Analysis

U.S. Equity Markets [Video]

Data developments since last month’s report have generally been positive. Overall the economic expansion looks set to continue over the next few months, and in general until further notice. All of these charts or concepts are somewhat inter-related, as is the economy in general, so the idea is to have some different data points to cross-reference. That being said, almost all indicators are still positive, with the exception of some longer-term indicators that look negative. The Services PMI moved up to a new cycle high and the unemployment rate dropped to a new cycle low. The LEI index still looks reasonably strong. The yield curve has steepened somewhat over the past month but still seems to be on track to invert later this year or early next year- it’s worth keeping in mind that yield curve inversion is historically a medium term indicator (6-24 months) with respect to a likely recession start. Recession risk over roughly the 1-5 year period has likely increased with measures suggesting the economy is potentially operating above capacity, namely the output gap and labor force capacity utilization.

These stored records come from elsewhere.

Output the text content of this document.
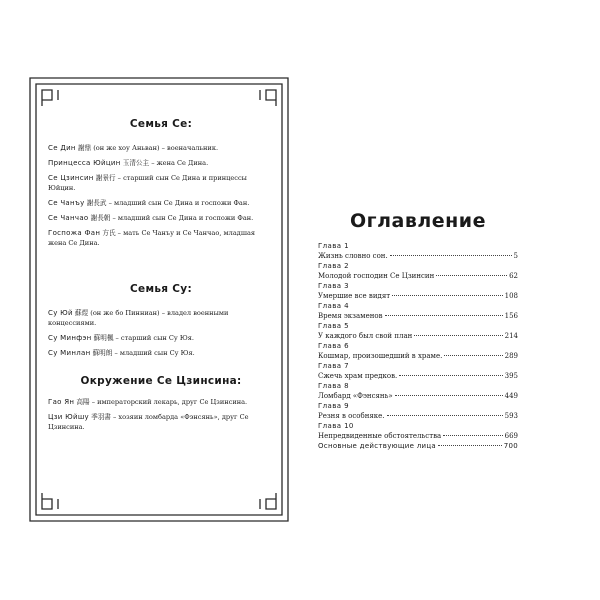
Семья Се:

Се Дин 謝鼎 (он же хоу Аньван) – военачальник.

Принцесса Юйцин 玉清公主 – жена Се Дина.

Се Цзинсин 謝景行 – старший сын Се Дина и принцессы Юйцин.

Се Чанъу 謝長武 – младший сын Се Дина и госпожи Фан.

Се Чанчао 謝長朝 – младший сын Се Дина и госпожи Фан.

Госпожа Фан 方氏 – мать Се Чанъу и Се Чанчао, младшая жена Се Дина.

Семья Су:

Су Юй 蘇煜 (он же бо Пинниан) – владел военными концессиями.

Су Минфэн 蘇明楓 – старший сын Су Юя.

Су Минлан 蘇明朗 – младший сын Су Юя.

Окружение Се Цзинсина:

Гао Ян 高陽 – императорский лекарь, друг Се Цзинсина.

Цзи Юйшу 季羽書 – хозяин ломбарда «Фэнсянь», друг Се Цзинсина.

Оглавление
Глава 1
Жизнь словно сон.	5
Глава 2
Молодой господин Се Цзинсин	62
Глава 3
Умершие все видят	108
Глава 4
Время экзаменов	156
Глава 5
У каждого был свой план	214
Глава 6
Кошмар, произошедший в храме.	289
Глава 7
Сжечь храм предков.	395
Глава 8
Ломбард «Фэнсянь»	449
Глава 9
Резня в особняке.	593
Глава 10
Непредвиденные обстоятельства	669
Основные действующие лица	700
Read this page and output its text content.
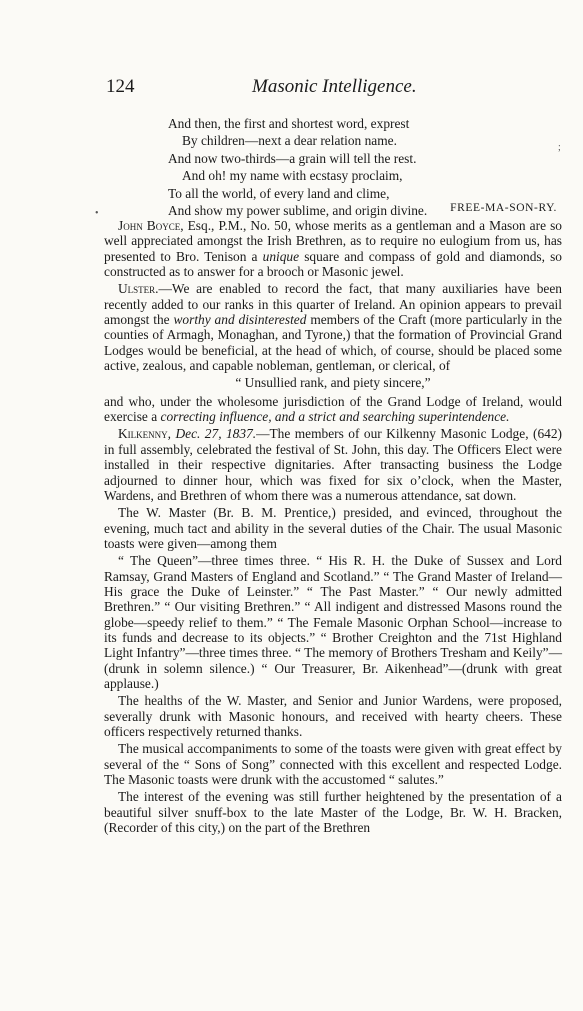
124	Masonic Intelligence.
;
•
And then, the first and shortest word, exprest
By children—next a dear relation name.
And now two-thirds—a grain will tell the rest.
And oh! my name with ecstasy proclaim,
To all the world, of every land and clime,
And show my power sublime, and origin divine.	FREE-MA-SON-RY.

John Boyce, Esq., P.M., No. 50, whose merits as a gentleman and a Mason are so well appreciated amongst the Irish Brethren, as to require no eulogium from us, has presented to Bro. Tenison a unique square and compass of gold and diamonds, so constructed as to answer for a brooch or Masonic jewel.

Ulster.—We are enabled to record the fact, that many auxiliaries have been recently added to our ranks in this quarter of Ireland. An opinion appears to prevail amongst the worthy and disinterested members of the Craft (more particularly in the counties of Armagh, Monaghan, and Tyrone,) that the formation of Provincial Grand Lodges would be beneficial, at the head of which, of course, should be placed some active, zealous, and capable nobleman, gentleman, or clerical, of

“ Unsullied rank, and piety sincere,”

and who, under the wholesome jurisdiction of the Grand Lodge of Ireland, would exercise a correcting influence, and a strict and searching superintendence.

Kilkenny, Dec. 27, 1837.—The members of our Kilkenny Masonic Lodge, (642) in full assembly, celebrated the festival of St. John, this day. The Officers Elect were installed in their respective dignitaries. After transacting business the Lodge adjourned to dinner hour, which was fixed for six o’clock, when the Master, Wardens, and Brethren of whom there was a numerous attendance, sat down.

The W. Master (Br. B. M. Prentice,) presided, and evinced, throughout the evening, much tact and ability in the several duties of the Chair. The usual Masonic toasts were given—among them

“ The Queen”—three times three. “ His R. H. the Duke of Sussex and Lord Ramsay, Grand Masters of England and Scotland.” “ The Grand Master of Ireland—His grace the Duke of Leinster.” “ The Past Master.” “ Our newly admitted Brethren.” “ Our visiting Brethren.” “ All indigent and distressed Masons round the globe—speedy relief to them.” “ The Female Masonic Orphan School—increase to its funds and decrease to its objects.” “ Brother Creighton and the 71st Highland Light Infantry”—three times three. “ The memory of Brothers Tresham and Keily”—(drunk in solemn silence.) “ Our Treasurer, Br. Aikenhead”—(drunk with great applause.)

The healths of the W. Master, and Senior and Junior Wardens, were proposed, severally drunk with Masonic honours, and received with hearty cheers. These officers respectively returned thanks.

The musical accompaniments to some of the toasts were given with great effect by several of the “ Sons of Song” connected with this excellent and respected Lodge. The Masonic toasts were drunk with the accustomed “ salutes.”

The interest of the evening was still further heightened by the presentation of a beautiful silver snuff-box to the late Master of the Lodge, Br. W. H. Bracken, (Recorder of this city,) on the part of the Brethren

Operating above capacity can persist for some time but is by definition unsustainable over the longer term, however there are uncertainties with regards to the estimates for potential GDP and the natural rate of unemployment. However, for the time being, there seems to be some slack remaining in the labor market, which suggests that the economic cycle can continue for a little while longer. In general the data suggests classic late-upswing business cycle behavior. According to the CFA text, a late upswing means “at this stage of the business cycle, the output gap has closed and the economy is in danger of overheating. Confidence is high; unemployment is low. The economy may grow rapidly. Inflation starts to pick up, with wages accelerating as shortages of labor develop.” (See the Inflation and Fed chart books for analysis on inflation and wages.) To reiterate, taken together I think the U.S. business cycle picture is still positive. On balance, based on the charts and framework presented (which inevitably may not capture all possible risk factors in real-time), it seems likely the U.S. economic expansion continues until further notice.